The study is not without limitations. Having been sourced from the Calgary area, more than 80 per cent of the respondents in the study were white women, leaving a gap in our understanding of how this phenomenon affects a greater population.

“We know from other studies and data that women and women of colour were disproportionately impacted by income loss during the pandemic,” Racine said. “Our study highlights that more research is needed to understand the experiences of women of colour who were under-represented in this longitudinal survey. This is an important future direction.”

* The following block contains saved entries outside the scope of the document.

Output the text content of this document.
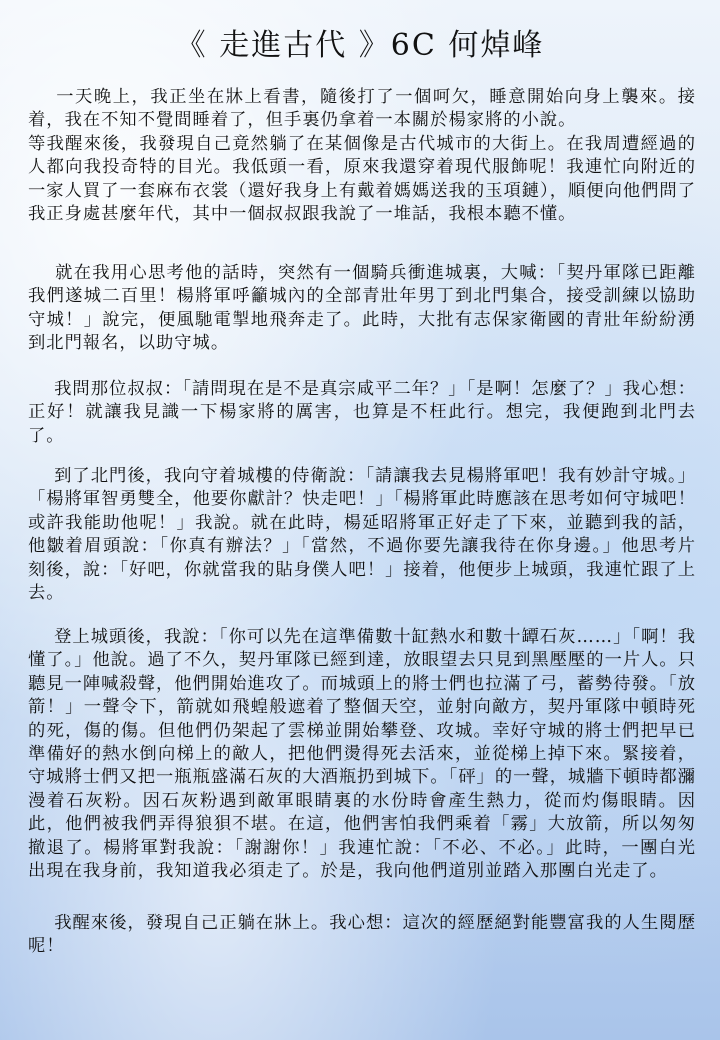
《 走進古代 》6C 何焯峰

一天晚上，我正坐在牀上看書，隨後打了一個呵欠，睡意開始向身上襲來。接着，我在不知不覺間睡着了，但手裏仍拿着一本關於楊家將的小說。
等我醒來後，我發現自己竟然躺了在某個像是古代城市的大街上。在我周遭經過的人都向我投奇特的目光。我低頭一看，原來我還穿着現代服飾呢！我連忙向附近的一家人買了一套麻布衣裳（還好我身上有戴着媽媽送我的玉項鏈），順便向他們問了我正身處甚麼年代，其中一個叔叔跟我說了一堆話，我根本聽不懂。

就在我用心思考他的話時，突然有一個騎兵衝進城裏，大喊：「契丹軍隊已距離我們遂城二百里！楊將軍呼籲城內的全部青壯年男丁到北門集合，接受訓練以協助守城！」說完，便風馳電掣地飛奔走了。此時，大批有志保家衛國的青壯年紛紛湧到北門報名，以助守城。

我問那位叔叔：「請問現在是不是真宗咸平二年？」「是啊！怎麼了？」我心想：正好！就讓我見識一下楊家將的厲害，也算是不枉此行。想完，我便跑到北門去了。

到了北門後，我向守着城樓的侍衛說：「請讓我去見楊將軍吧！我有妙計守城。」「楊將軍智勇雙全，他要你獻計？快走吧！」「楊將軍此時應該在思考如何守城吧！或許我能助他呢！」我說。就在此時，楊延昭將軍正好走了下來，並聽到我的話，他皺着眉頭說：「你真有辦法？」「當然，不過你要先讓我待在你身邊。」他思考片刻後，說：「好吧，你就當我的貼身僕人吧！」接着，他便步上城頭，我連忙跟了上去。

登上城頭後，我說：「你可以先在這準備數十缸熱水和數十罈石灰……」「啊！我懂了。」他說。過了不久，契丹軍隊已經到達，放眼望去只見到黑壓壓的一片人。只聽見一陣喊殺聲，他們開始進攻了。而城頭上的將士們也拉滿了弓，蓄勢待發。「放箭！」一聲令下，箭就如飛蝗般遮着了整個天空，並射向敵方，契丹軍隊中頓時死的死，傷的傷。但他們仍架起了雲梯並開始攀登、攻城。幸好守城的將士們把早已準備好的熱水倒向梯上的敵人，把他們燙得死去活來，並從梯上掉下來。緊接着，守城將士們又把一瓶瓶盛滿石灰的大酒瓶扔到城下。「砰」的一聲，城牆下頓時都瀰漫着石灰粉。因石灰粉遇到敵軍眼睛裏的水份時會產生熱力，從而灼傷眼睛。因此，他們被我們弄得狼狽不堪。在這，他們害怕我們乘着「霧」大放箭，所以匆匆撤退了。楊將軍對我說：「謝謝你！」我連忙說：「不必、不必。」此時，一團白光出現在我身前，我知道我必須走了。於是，我向他們道別並踏入那團白光走了。

我醒來後，發現自己正躺在牀上。我心想：這次的經歷絕對能豐富我的人生閱歷呢！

Those who responded to this study also were slightly older and had slightly higher incomes overall than the original AOF cohort, researchers said. As mothers aged 25-34 made up only five per cent of the 1,300 respondents but reported the highest percentages of depression and anxiety (44 per cent and 40.5 per cent, respectively), it’s possible that the overall percentage of mothers experiencing depression in Canada could be even higher.

While more research is needed, this study shows that the pandemic has had a measurable affect on the mental health of parents, and that mothers are struggling, researchers emphasized.

“It’s clear the strain of the pandemic is taking a toll on parent mental health,” Madigan said. “Support from friends, family and community are essential. When we support parents, the whole family will benefit.”